Sanksi pidana dendanya berapa lama kalau kita rujuk, kita samakan dengan Pasal
93 ancaman atau sanksi pidananya 100 juta kalau untuk korporasi mau diperberat,
barangkali kita bisa lihat Undang-Undang Pelayaran atau Undang-Undang Penerbangan,
bagi korporasi sanksi pidananya dikalikan tiga kali atau Undang-Undang yang lain boleh
saja. Saya hanya melihatnya sebagai pembanding saja, Undang-Undang Pelayaran tiga kali
dari sanksi denda terhadap orang perorangan, masuk lebih jauh lagi, rumusan Pasal 91 dan
Pasal 92 disini saya mohon maaf berbicaranya dalam konteks bahasa Indonesia, dari
konteks bahasa Indonesia ada kesulitan, kita melihat rumusan pasal ini terutama terkait
dengan perbuatan sengaja menurunkan atau menaikkan orang atau barang.

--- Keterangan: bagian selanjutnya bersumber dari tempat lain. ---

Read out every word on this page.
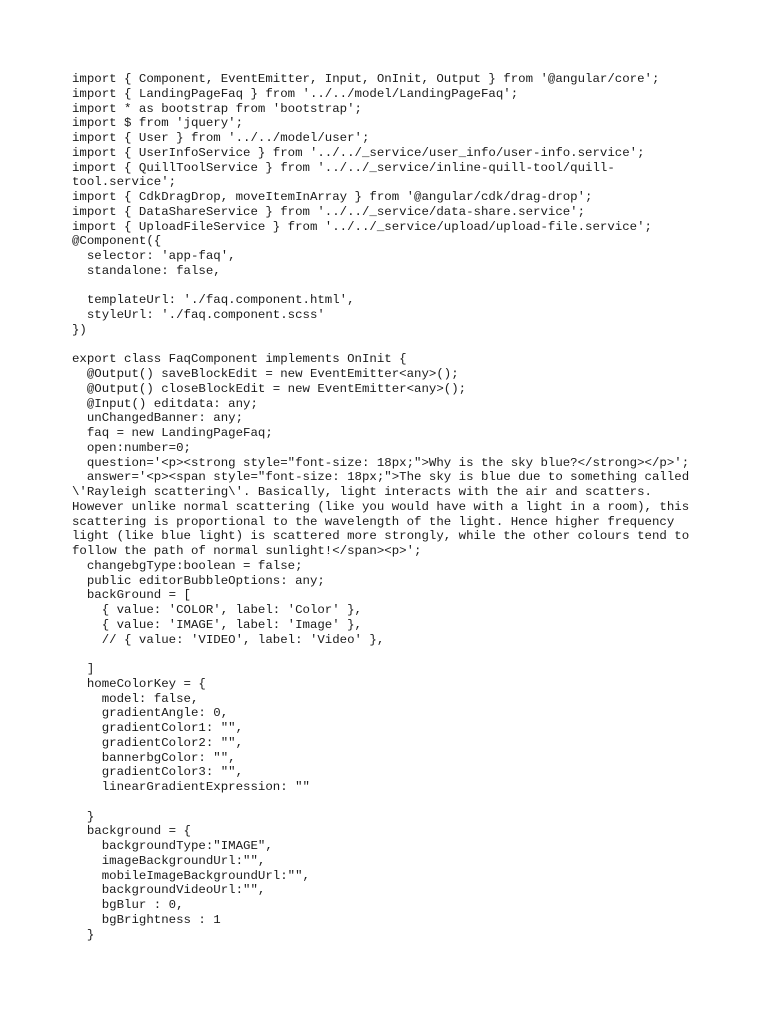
import { Component, EventEmitter, Input, OnInit, Output } from '@angular/core';
import { LandingPageFaq } from '../../model/LandingPageFaq';
import * as bootstrap from 'bootstrap';
import $ from 'jquery';
import { User } from '../../model/user';
import { UserInfoService } from '../../_service/user_info/user-info.service';
import { QuillToolService } from '../../_service/inline-quill-tool/quill-
tool.service';
import { CdkDragDrop, moveItemInArray } from '@angular/cdk/drag-drop';
import { DataShareService } from '../../_service/data-share.service';
import { UploadFileService } from '../../_service/upload/upload-file.service';
@Component({
selector: 'app-faq',
standalone: false,
templateUrl: './faq.component.html',
styleUrl: './faq.component.scss'
})
export class FaqComponent implements OnInit {
@Output() saveBlockEdit = new EventEmitter<any>();
@Output() closeBlockEdit = new EventEmitter<any>();
@Input() editdata: any;
unChangedBanner: any;
faq = new LandingPageFaq;
open:number=0;
question='<p><strong style="font-size: 18px;">Why is the sky blue?</strong></p>';
answer='<p><span style="font-size: 18px;">The sky is blue due to something called
\'Rayleigh scattering\'. Basically, light interacts with the air and scatters.
However unlike normal scattering (like you would have with a light in a room), this
scattering is proportional to the wavelength of the light. Hence higher frequency
light (like blue light) is scattered more strongly, while the other colours tend to
follow the path of normal sunlight!</span><p>';
changebgType:boolean = false;
public editorBubbleOptions: any;
backGround = [
{ value: 'COLOR', label: 'Color' },
{ value: 'IMAGE', label: 'Image' },
// { value: 'VIDEO', label: 'Video' },
]
homeColorKey = {
model: false,
gradientAngle: 0,
gradientColor1: "",
gradientColor2: "",
bannerbgColor: "",
gradientColor3: "",
linearGradientExpression: ""
}
background = {
backgroundType:"IMAGE",
imageBackgroundUrl:"",
mobileImageBackgroundUrl:"",
backgroundVideoUrl:"",
bgBlur : 0,
bgBrightness : 1
}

Kata orang ini, kemarin sempat juga diperdebatkan, apakah mau diterjemahkan
dalam konteks yang luas, apakah sempit hanya penumpang saja, karena dalam moda
angkutan ini ada penumpang, ada petugas dari maskapai penerbangan, ada pilot, dan
pramugari gitu ya. Meskipun, kalau kita lihat di dalam naskah akademiknya, selalu ini
ditujukan kepada penumpang. Tetapi kalau buat saya, saran untuk mengatakan bahwa ini
tetap dipertahankan, karena juga meliputi mereka yang bukan statusnya adalah penumpang
termasuk petuga-petugas itu. Kemudian kalau kita lihat dari konteks hukum pidananya, ada
rumusan yang kesannya adalah double offside dengan sengaja dan dengan maksud
111
nakhoda kapal yang dengan sengaja menurunkan atau menaikkan penumpang atau barang
sebelum memperoleh persetujuan karantina kesehatan, sebagaimana dimaksud dalam
Pasal 20 ayat (2) dengan maksud menyebarkan penyakit, kalau dalam pandangan Hukum
Pidana ada rumusan unsur kesalahan yang dirumuskan secara berulang, dengan sengaja
dan dengan maksud.
Dalam pandangan saya, kita tentunya ingin memilih apakah pertanggungjawaban
pidana yang mau kita diembankan, baik ini secara sempit atau secara luas dalam
pengertian, katakanlah resiko, kalau mau kita embankan dalam bentuk resiko. Saya
berandai-andai kalau nahkoda kapal atau pilot pesawat ini bukan Dokter, dia melihat ada
orang yang sakit. Kemudian dari status penerbangannya, orang ini dianggap tetap baik,
tetapi dia melihat adanya risiko kemungkinan, ketika dia tidak bisa menolak atau dia tidak
menolak dan kemudian didatangkan ke Indonesia, ternyata orang ini mengidap suatu situasi
atau suatu kondisi yang menyebabkan kedaruratan kesehatan.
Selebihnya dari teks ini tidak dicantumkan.